Questa è la dinamica congiunturale delle recessioni, mentre per quanto riguarda l’Italia, a tutto ciò si aggiungono i soliti problemi strutturali e sistemici. In un contesto recessivo e stagflativo come questo, invece di invocare bassi tassi e più Stato occorrerebbe diminuire le imposte, abbattere i costi e aumentare l’efficienza delle imprese. L’Italia avrebbe dalla sua anche la possibilità di aumentare l’efficienza sistemica attuando un massiccio programma di liberalizzazioni, che associate a una forte diminuzione delle imposte potrebbero sortire effetti positivi ben più di quanto non sembri.
Infatti, l’Italia è il paese industrializzato con il debito privato più basso e con la capacità di risparmio maggiore. Il problema è questo risparmio è troppo rivolto verso il mattone, mentre necessiterebbe di essere indirizzato verso settori più dinamici, il che porterebbe effetti positivi persino allo stesso settore immobiliare. Questo, naturalmente, non dovrebbe avvenire con metodo coercitivi, ma attraverso riforme radicali delle nostre istituzioni economiche e giuridiche, ossia attraverso una maggior trasparenza, una giustizia più rapida e più severa contro chi froda e delinque, diritti di proprietà più sicuri, più concorrenza e minori vincoli.
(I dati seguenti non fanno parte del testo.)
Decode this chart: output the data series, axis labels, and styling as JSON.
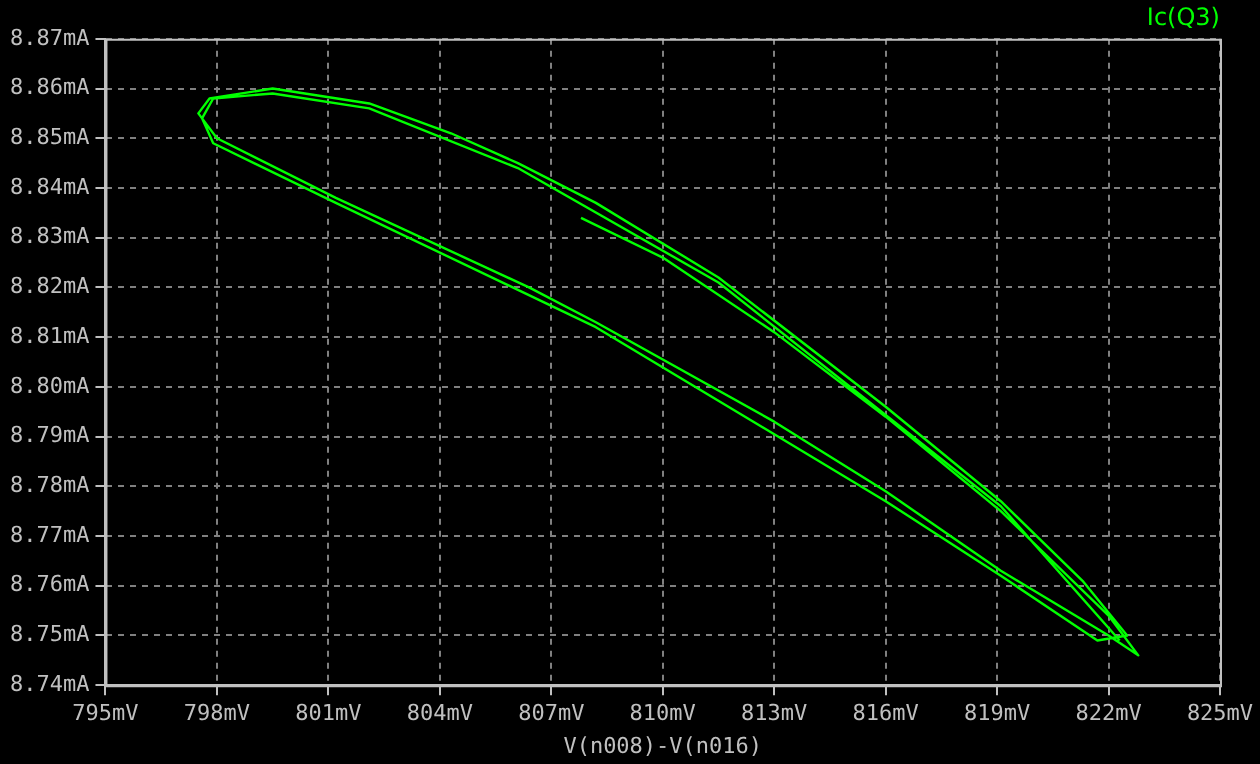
{
  "chart_data": {
    "type": "line",
    "title": "Ic(Q3)",
    "xlabel": "V(n008)-V(n016)",
    "x": [
      807.8,
      810.0,
      813.0,
      816.0,
      819.1,
      822.0,
      822.8,
      822.0,
      819.1,
      816.0,
      813.0,
      808.2,
      806.4,
      801.2,
      798.0,
      797.5,
      797.8,
      799.5,
      802.1,
      804.3,
      806.1,
      808.2,
      811.5,
      816.0,
      819.1,
      821.3,
      822.5,
      821.7,
      819.1,
      816.0,
      808.2,
      801.2,
      797.9,
      797.6,
      797.9,
      799.5,
      802.1,
      806.1,
      811.5,
      819.1,
      822.3
    ],
    "series": [
      {
        "name": null,
        "color": "#00ff00",
        "values": [
          8.834,
          8.826,
          8.811,
          8.794,
          8.775,
          8.754,
          8.746,
          8.75,
          8.763,
          8.779,
          8.793,
          8.813,
          8.82,
          8.838,
          8.85,
          8.855,
          8.858,
          8.86,
          8.857,
          8.851,
          8.845,
          8.837,
          8.822,
          8.796,
          8.777,
          8.761,
          8.75,
          8.749,
          8.762,
          8.777,
          8.812,
          8.837,
          8.849,
          8.854,
          8.858,
          8.859,
          8.856,
          8.844,
          8.821,
          8.776,
          8.749
        ]
      }
    ],
    "xlim": [
      795,
      825
    ],
    "xticks": [
      {
        "value": 795,
        "label": "795mV"
      },
      {
        "value": 798,
        "label": "798mV"
      },
      {
        "value": 801,
        "label": "801mV"
      },
      {
        "value": 804,
        "label": "804mV"
      },
      {
        "value": 807,
        "label": "807mV"
      },
      {
        "value": 810,
        "label": "810mV"
      },
      {
        "value": 813,
        "label": "813mV"
      },
      {
        "value": 816,
        "label": "816mV"
      },
      {
        "value": 819,
        "label": "819mV"
      },
      {
        "value": 822,
        "label": "822mV"
      },
      {
        "value": 825,
        "label": "825mV"
      }
    ],
    "ylim": [
      8.74,
      8.87
    ],
    "yticks": [
      {
        "value": 8.74,
        "label": "8.74mA"
      },
      {
        "value": 8.75,
        "label": "8.75mA"
      },
      {
        "value": 8.76,
        "label": "8.76mA"
      },
      {
        "value": 8.77,
        "label": "8.77mA"
      },
      {
        "value": 8.78,
        "label": "8.78mA"
      },
      {
        "value": 8.79,
        "label": "8.79mA"
      },
      {
        "value": 8.8,
        "label": "8.80mA"
      },
      {
        "value": 8.81,
        "label": "8.81mA"
      },
      {
        "value": 8.82,
        "label": "8.82mA"
      },
      {
        "value": 8.83,
        "label": "8.83mA"
      },
      {
        "value": 8.84,
        "label": "8.84mA"
      },
      {
        "value": 8.85,
        "label": "8.85mA"
      },
      {
        "value": 8.86,
        "label": "8.86mA"
      },
      {
        "value": 8.87,
        "label": "8.87mA"
      }
    ],
    "grid": true,
    "legend": false,
    "marker": "none",
    "line_style": "solid"
  }
}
Tutto questo non sembra al momento nelle corde del governo italiano. Di liberalizzazioni non si parla e il Ministro dell’economia Giulio Tremonti ha tenuto a precisare che la pressione fiscale rimarrà inalterata almeno per i prossimi tre anni.
Nel governo Berlusconi sta emergendo chiaro e tondo un approccio iper-protettivo alla crisi con una sorta di catenaccio economico a difesa dell’esistente, quando l’Italia è un paese che avrebbe necessità di aprirsi e di modernizzarsi. L’attuale governo ricorda proprio quello del presidente americano Roosevelt, che con il New Deal degli anni ’30 ricompattò sì la nazione, ma a prezzo di una crisi che si protrasse fino al 1941 quando l’entrata in guerra resettò tutto facendo ripartire l’economia. Se questo è l’esempio che il Governo Berlusconi vuole seguire, prima cambia registro e meglio è.